A prisão do ex-presidente abriu o debate sobre se é ou não constitucional o início do cumprimento da pena após condenação em segunda instância.

No início de abril, o Supremo Tribunal de Justiça rejeitou por seis votos contra cinco o habeas corpus preventivo pedido pelo ex-presidente Lula da Silva para não ser preso após a condenação em segunda instância até serem esgotadas todas as hipóteses de recurso. Tal como Lula, há outros 14 mil detidos nas mesmas circunstâncias.
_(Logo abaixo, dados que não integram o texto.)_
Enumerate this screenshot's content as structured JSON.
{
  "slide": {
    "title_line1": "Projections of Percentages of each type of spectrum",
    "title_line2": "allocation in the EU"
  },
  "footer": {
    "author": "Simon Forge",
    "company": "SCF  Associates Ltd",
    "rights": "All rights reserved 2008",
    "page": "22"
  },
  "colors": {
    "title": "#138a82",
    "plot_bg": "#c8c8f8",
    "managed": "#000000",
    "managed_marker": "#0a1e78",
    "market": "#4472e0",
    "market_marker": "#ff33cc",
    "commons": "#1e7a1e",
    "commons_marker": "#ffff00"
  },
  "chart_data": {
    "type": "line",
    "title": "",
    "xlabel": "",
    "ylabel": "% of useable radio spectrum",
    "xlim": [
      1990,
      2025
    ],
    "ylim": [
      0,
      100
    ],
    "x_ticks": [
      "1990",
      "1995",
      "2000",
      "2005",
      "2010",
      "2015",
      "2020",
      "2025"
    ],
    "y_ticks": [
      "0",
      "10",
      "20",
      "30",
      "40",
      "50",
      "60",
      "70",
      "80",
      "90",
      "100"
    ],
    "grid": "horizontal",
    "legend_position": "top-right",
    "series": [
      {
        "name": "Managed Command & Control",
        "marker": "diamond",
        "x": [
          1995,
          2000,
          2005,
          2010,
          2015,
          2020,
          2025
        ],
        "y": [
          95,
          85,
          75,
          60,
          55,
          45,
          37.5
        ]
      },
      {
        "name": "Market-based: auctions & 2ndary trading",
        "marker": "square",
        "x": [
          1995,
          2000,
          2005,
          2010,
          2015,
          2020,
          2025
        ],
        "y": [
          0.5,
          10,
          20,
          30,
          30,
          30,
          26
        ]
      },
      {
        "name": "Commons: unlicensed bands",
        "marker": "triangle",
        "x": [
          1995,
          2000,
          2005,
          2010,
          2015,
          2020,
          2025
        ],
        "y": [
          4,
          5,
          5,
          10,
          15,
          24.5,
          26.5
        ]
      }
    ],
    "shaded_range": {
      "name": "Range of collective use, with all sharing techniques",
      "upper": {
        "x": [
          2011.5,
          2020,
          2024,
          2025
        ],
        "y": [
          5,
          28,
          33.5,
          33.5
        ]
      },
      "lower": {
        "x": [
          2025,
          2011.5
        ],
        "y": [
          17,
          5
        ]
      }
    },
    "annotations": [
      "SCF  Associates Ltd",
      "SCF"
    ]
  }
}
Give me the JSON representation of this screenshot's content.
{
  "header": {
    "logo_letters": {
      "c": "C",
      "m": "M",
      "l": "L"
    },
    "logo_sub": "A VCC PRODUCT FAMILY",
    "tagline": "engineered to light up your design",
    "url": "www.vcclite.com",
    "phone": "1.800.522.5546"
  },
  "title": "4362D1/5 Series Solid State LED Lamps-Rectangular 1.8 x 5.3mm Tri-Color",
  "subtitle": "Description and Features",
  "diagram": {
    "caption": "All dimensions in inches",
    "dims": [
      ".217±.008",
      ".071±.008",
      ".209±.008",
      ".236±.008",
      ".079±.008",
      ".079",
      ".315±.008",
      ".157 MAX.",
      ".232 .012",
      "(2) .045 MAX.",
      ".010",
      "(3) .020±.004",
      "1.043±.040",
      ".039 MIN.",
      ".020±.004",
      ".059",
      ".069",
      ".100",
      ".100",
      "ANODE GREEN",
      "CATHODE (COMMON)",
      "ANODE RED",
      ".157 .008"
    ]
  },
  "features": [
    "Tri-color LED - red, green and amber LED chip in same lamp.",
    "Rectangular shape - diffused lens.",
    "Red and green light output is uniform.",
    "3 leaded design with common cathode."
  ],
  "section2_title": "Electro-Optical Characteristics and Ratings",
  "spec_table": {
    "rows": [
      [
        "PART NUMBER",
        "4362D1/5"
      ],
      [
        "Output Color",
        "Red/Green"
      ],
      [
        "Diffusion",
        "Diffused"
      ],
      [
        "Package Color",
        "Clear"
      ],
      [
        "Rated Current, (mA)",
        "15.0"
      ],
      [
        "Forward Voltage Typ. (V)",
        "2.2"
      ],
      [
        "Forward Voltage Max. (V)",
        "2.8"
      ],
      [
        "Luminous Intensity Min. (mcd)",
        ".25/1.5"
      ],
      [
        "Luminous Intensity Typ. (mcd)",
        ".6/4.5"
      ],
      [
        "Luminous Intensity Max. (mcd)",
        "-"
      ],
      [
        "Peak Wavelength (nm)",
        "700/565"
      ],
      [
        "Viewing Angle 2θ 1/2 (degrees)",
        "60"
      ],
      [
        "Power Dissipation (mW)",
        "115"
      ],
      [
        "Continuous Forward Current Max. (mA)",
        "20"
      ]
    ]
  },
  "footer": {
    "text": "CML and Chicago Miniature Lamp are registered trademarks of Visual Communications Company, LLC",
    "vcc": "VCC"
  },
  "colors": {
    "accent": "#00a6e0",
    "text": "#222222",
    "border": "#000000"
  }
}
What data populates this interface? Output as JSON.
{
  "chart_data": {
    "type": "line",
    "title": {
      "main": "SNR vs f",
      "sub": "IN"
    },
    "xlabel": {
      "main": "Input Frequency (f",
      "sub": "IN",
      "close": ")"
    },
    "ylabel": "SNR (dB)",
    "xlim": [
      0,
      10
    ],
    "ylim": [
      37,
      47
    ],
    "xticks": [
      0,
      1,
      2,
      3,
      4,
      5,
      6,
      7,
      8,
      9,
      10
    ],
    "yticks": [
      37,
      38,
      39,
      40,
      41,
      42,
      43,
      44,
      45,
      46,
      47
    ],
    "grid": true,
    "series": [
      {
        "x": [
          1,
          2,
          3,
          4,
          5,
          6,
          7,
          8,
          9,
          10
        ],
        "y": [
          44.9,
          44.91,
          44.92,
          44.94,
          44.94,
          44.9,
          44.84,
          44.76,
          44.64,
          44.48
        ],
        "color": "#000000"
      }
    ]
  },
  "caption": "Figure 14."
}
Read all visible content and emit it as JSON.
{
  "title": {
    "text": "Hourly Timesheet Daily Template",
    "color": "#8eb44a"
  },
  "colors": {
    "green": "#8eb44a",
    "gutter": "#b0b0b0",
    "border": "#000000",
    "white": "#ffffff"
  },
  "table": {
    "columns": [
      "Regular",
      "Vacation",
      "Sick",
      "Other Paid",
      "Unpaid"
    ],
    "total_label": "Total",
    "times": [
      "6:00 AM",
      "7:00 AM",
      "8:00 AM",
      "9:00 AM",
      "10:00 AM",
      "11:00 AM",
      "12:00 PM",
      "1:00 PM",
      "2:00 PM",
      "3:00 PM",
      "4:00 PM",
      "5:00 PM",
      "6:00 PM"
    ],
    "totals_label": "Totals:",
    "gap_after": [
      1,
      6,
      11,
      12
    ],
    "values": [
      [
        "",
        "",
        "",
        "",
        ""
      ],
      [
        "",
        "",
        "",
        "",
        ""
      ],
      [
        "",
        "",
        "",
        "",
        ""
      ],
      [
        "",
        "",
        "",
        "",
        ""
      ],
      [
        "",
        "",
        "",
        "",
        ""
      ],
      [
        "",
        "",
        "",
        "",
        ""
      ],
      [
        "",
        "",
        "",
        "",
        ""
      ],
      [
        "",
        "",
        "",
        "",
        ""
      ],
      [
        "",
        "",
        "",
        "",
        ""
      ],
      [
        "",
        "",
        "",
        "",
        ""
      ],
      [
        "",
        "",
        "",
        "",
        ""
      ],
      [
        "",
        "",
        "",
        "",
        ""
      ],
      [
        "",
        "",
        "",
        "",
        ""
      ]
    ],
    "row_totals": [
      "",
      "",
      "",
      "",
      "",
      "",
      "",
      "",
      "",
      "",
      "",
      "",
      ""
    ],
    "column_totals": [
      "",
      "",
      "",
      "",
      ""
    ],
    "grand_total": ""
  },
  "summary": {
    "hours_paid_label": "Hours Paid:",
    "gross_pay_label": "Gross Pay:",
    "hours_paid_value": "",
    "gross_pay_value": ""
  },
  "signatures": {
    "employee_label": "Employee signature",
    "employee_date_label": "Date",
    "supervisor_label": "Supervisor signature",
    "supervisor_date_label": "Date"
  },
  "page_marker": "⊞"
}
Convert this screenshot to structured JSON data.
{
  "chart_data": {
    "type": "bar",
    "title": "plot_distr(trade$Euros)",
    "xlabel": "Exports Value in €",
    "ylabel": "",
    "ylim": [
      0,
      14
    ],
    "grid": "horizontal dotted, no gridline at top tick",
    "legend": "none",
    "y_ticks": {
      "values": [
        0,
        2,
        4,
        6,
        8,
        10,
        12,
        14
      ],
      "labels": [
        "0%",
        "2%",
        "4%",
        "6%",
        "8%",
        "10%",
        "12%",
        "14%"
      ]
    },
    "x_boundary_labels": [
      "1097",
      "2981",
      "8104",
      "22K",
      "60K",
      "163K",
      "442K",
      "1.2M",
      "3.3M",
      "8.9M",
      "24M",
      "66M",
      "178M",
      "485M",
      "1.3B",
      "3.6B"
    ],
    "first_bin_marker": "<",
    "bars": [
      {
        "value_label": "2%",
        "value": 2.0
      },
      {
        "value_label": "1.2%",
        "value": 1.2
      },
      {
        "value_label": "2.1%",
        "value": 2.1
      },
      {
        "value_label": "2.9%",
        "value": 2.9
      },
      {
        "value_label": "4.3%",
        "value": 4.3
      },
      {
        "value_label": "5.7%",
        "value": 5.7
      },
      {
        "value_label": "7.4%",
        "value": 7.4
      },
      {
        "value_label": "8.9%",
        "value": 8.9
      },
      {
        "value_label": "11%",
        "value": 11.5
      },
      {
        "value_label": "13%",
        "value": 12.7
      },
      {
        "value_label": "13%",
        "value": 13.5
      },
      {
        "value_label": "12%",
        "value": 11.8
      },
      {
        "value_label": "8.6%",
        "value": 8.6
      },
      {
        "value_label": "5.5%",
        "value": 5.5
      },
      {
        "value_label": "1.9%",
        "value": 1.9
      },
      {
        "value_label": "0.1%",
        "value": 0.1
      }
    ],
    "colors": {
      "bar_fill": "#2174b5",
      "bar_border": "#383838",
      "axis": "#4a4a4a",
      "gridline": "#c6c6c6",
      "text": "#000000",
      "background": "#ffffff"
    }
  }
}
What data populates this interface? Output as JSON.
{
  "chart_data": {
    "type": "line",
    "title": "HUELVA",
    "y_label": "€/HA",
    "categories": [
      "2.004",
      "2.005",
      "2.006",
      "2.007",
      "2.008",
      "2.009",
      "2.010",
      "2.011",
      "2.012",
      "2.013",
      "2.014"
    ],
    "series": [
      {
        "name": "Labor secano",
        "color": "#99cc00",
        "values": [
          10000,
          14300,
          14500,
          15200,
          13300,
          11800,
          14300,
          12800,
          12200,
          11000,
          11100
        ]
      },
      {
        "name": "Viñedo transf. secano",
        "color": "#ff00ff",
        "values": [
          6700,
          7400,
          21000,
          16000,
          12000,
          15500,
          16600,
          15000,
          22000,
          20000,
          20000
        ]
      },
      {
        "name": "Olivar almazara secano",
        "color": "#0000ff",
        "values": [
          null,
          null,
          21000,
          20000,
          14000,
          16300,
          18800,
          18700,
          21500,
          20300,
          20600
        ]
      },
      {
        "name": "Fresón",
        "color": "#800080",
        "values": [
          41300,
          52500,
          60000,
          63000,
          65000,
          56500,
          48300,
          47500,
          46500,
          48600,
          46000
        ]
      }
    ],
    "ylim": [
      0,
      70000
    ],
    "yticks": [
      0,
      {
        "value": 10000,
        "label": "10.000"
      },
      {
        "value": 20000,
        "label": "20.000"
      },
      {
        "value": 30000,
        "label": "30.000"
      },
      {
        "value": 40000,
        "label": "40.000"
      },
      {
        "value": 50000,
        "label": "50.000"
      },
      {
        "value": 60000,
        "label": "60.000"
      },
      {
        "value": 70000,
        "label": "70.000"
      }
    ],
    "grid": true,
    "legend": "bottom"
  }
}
Os números são da Defensoria Pública de São Paulo (que garante o dever constitucional de assegurar aos menos favorecidos o acesso à defesa) e são citados pelo jornal Folha de São Paulo . Entre fevereiro de 2016 e abril de 2018, terão sido expedidos 13887 mandados de prisão pelo Tribunal de Justiça de São Paulo, com base no entendimento de que a execução de pena após a condenação em segunda instância não ofende o princípio da presunção de inocência.

Mas essa leitura não é consensual. "Sob o pretexto de prender os que cometeram crime de colarinho branco, punem-se os mais vulneráveis", disse à Folha de São Paulo o defensor público Mateus Oliveira Moro, que garante que tanto a Constituição como o Código de Processo Penal não deixam dúvida ao afirmar que ninguém será considerado culpado até o trânsito em julgado da sentença condenatória.

A decisão sobre Lula no Supremo Tribunal de Justiça abriu o debate sobre o tema, mas a discussão só ficará concluída depois de o mesmo tribunal julgar duas Ações Declaratórias de Constitucionalidade. Essas sim vão criar jurisprudência, mas ainda não há prazo para o julgamento. Até lá, 14 mil detidos só sairão da prisão após a justiça analisar cada caso.

Lula foi condenado em segunda instância a 12 anos e um mês de prisão por corrupção no chamado Caso Tríplex, desdobramento da Operação Lava-Jato.